O presente trabalho tem como objetivo principal a apresentação deste novo paradigma industrial, que vem sendo documentado por diferentes literaturas há pelo menos 30 anos (Oliveira, 2014, p.15). O novo paradigma difere consideravelmente daquele vigente até os anos 1970, baseado na produção verticalmente integrada (Medeiros, 2008, p. 2). A nova estrutura organizacional da indústria já recebeu denominações diversas, como fragmentação internacional da produção, cadeias globais de valor, redes de produção globais, “corte em fatias” da cadeia de valor agregado, desintegração da produção e do comércio, “o grande desmembramento”, dentre outros (Blyde, 2014).

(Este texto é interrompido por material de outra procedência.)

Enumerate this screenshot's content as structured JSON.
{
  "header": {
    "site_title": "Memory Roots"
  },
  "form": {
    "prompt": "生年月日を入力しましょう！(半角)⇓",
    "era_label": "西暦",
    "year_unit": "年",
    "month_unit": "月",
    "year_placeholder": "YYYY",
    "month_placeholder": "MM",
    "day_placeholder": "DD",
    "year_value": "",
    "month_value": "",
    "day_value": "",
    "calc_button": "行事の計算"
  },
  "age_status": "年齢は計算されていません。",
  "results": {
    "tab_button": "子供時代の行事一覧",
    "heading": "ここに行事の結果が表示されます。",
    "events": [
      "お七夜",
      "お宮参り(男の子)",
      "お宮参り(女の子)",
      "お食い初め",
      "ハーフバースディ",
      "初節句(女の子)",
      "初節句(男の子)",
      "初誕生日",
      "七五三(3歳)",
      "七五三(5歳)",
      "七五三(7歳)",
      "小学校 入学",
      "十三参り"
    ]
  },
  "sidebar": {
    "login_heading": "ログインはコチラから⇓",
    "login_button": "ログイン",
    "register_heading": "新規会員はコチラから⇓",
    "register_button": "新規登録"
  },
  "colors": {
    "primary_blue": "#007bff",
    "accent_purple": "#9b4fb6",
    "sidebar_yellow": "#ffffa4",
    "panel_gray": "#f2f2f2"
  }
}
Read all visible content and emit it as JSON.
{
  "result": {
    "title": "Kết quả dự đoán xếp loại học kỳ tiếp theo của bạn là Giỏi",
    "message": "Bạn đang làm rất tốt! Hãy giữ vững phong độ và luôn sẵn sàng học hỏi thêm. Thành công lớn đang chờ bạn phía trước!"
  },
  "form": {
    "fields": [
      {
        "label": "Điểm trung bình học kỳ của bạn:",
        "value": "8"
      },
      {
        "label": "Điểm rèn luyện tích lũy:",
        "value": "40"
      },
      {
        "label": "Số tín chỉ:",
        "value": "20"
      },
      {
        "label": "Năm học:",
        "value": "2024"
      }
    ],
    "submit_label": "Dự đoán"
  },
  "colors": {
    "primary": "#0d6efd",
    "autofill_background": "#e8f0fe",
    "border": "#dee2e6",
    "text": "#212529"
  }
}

Por trás de todos esses conceitos, uma principal ideia em comum: o crescimento extraordinário do comércio internacional de partes e componentes. Nas últimas três décadas, o comércio de partes e componentes (isso é, de bens intermediários) tem crescido progressivamente. A partir de 2009, tornou-se o componente mais dinâmico do comércio internacional (Neves, 2014, p. 11). Por esse motivo, dizemos que a economia global estaria cada vez mais se estruturando em torno das cadeias globais de valor (CGVs), que são responsáveis por uma fatia cada vez maior do comércio, PIB e emprego globais.
As CGVs compreendem todo o conjunto de atividades que são necessárias para a provisão de determinado bem, desde a sua concepção até além do seu uso final1. O conceito se utiliza da divisão mais usual das fases de um processo produtivo tradicional: pesquisa e desenvolvimento, compra de insumos, produção, distribuição, marketing e serviços pós- venda. Essas atividades podem ser realizadas por uma única firma de estrutura verticalizada ou divididas entre firmas diferentes. O termo “global”, no conceito das CGVs, se refere à tendência de fragmentação destas atividades em diferentes localidades ao redor do globo enquanto a utilização do termo “valor” no lugar do conceito de cadeias produtivas se refere à ênfase nos diferenciais de valor agregado gerado em cada etapa da produção, tópico que será explorado no primeiro capítulo do presente trabalho.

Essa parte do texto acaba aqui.